Sunday, December 22, 2024

Playmates By J.N. Williamson

 

Playmates
By J.N. Williamson
1982 Leisure Books
Paperback, 303 pages

 



                I do not care for J.N. Williamson’s style of writing. He is overly florid, with long meandering sentences filled with commas and similes. No doubt, he is a creative and intelligent writer, but it can come across as pretentious and just “oh, look how clever I am!” Word soup. Then, sometimes he absolutely nails it. For instance, Chapter 7 starts off with this: “It isn’t so much that the person who prefers the imaginary to the real has no use for reality. It’s simply that the imagined has the decency of being shy, and stay out of the way, while that which is real continually and obdurately intrudes.”

 

                I think that line is genius if quite overwritten in itself. (Obdurately means stubbornly. I looked it up.) So yeah, I can give him some credit for his prose but overall, he needs to ease up on the thesaurus and sentence structure.

 

                Connor Quinlan comes back to the Irish countryside where he was born after having moved the USA. He brings his wife and 11-year-old daughter Troy.

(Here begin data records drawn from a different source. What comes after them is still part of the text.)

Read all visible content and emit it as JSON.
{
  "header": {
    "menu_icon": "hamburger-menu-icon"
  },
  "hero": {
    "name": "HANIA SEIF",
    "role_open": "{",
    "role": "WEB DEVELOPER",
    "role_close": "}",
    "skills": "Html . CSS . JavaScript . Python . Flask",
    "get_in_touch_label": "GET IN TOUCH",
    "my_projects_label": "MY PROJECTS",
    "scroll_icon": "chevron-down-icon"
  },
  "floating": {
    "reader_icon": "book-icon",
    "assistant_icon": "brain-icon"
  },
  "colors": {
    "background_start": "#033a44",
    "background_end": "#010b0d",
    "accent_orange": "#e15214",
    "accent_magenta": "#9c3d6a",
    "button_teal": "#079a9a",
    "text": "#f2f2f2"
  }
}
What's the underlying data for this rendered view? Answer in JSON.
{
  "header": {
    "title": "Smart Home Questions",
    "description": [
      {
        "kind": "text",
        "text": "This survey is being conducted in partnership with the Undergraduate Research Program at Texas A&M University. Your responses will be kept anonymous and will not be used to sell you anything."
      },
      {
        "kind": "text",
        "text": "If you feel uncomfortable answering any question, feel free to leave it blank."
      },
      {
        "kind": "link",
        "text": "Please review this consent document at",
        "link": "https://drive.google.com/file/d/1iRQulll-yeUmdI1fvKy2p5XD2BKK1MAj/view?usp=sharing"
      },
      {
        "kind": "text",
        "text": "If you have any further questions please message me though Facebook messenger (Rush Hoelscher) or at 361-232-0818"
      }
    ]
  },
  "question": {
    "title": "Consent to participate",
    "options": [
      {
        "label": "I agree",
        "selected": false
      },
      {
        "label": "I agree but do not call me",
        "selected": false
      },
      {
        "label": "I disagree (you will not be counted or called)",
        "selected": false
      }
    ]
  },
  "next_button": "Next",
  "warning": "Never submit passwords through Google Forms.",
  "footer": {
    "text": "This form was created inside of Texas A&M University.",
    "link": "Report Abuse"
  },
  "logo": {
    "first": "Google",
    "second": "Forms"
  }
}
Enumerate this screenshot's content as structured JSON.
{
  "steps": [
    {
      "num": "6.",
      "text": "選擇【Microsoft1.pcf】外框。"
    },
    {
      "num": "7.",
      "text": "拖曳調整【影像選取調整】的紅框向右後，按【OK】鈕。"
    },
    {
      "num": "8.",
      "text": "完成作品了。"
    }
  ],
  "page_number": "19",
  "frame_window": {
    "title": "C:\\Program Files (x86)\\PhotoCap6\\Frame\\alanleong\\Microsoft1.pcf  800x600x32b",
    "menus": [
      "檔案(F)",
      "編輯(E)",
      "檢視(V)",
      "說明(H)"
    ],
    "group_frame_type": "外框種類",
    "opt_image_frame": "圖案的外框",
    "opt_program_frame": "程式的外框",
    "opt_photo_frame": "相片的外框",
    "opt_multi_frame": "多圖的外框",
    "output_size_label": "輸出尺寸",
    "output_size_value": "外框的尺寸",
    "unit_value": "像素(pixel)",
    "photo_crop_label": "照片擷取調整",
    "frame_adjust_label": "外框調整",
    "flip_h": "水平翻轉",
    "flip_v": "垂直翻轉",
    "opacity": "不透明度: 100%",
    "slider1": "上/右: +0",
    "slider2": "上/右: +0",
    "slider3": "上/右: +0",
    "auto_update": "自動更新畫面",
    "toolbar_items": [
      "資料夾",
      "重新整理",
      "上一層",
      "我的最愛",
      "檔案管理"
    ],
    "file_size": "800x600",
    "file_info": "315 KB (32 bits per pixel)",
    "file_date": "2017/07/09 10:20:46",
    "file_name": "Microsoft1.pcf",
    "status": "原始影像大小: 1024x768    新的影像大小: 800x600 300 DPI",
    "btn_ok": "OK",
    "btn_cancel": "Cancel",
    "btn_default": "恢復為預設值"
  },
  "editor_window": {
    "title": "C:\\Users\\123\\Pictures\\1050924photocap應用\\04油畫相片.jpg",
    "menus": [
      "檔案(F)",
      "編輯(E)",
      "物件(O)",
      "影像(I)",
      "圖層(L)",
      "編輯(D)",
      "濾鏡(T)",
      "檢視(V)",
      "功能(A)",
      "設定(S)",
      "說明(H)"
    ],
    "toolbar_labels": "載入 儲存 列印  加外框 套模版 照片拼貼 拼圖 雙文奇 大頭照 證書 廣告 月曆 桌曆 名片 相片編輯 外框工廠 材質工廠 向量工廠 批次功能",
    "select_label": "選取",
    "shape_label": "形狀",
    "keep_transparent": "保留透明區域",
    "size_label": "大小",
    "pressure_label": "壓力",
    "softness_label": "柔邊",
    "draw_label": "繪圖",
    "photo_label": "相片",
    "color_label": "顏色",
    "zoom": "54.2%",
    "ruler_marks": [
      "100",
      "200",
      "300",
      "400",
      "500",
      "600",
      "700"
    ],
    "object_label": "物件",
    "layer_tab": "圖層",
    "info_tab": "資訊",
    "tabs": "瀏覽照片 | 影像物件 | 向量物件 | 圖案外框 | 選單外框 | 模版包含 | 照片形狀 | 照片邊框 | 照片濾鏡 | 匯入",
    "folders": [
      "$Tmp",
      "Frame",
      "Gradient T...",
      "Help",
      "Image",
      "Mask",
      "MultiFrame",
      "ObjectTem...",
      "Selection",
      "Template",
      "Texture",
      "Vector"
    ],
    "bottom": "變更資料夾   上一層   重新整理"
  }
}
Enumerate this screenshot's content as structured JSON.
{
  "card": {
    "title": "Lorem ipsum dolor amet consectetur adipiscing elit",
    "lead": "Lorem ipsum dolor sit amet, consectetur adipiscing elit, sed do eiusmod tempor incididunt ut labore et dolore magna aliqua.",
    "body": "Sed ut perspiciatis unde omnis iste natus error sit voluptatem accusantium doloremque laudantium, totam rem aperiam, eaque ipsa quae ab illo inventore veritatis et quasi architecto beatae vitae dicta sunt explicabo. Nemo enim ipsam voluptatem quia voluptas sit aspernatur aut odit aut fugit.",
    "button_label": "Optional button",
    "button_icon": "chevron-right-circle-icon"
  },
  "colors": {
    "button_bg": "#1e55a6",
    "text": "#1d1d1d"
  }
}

Connor’s da, Pat, is super glad to have the boy home. Young Troy doesn’t have any friends, so she makes friends in the forest behind the house. They happen to be fairies. Are they real or imaginary? To Troy, they are real. They couldn’t be responsible for the grisly deaths that have been happening in the forest, now could they?

 

                This book throws more Irish at you than a St. Patrick’s Day parade full of green vomit. Pat is forever going on about Irish folklore, the beauty of the Emerald Isle, and how his son is finally back where he belongs. Through him, we learn about just who Troy has befriended in the woods. We get talk about leprechauns, fairies, banshees, little people, family secrets and three pages on a lecture about why books shouldn’t be made into movies. (Sounds like Williamson got refused a few times.) Women aren’t given much of a fair shake in the book, either. They are there for their men. Even Troy, the kid, isn’t treated with much respect.

 

                In truth though, I enjoyed parts of this book a lot, even though I don’t give two shits anymore about Ireland’s history. As the story developed, I got keen on finding where it would go. It’s not a keeper but I admit to turning the pages rather quickly. It certainly is different and for that, I have to give it some extra points.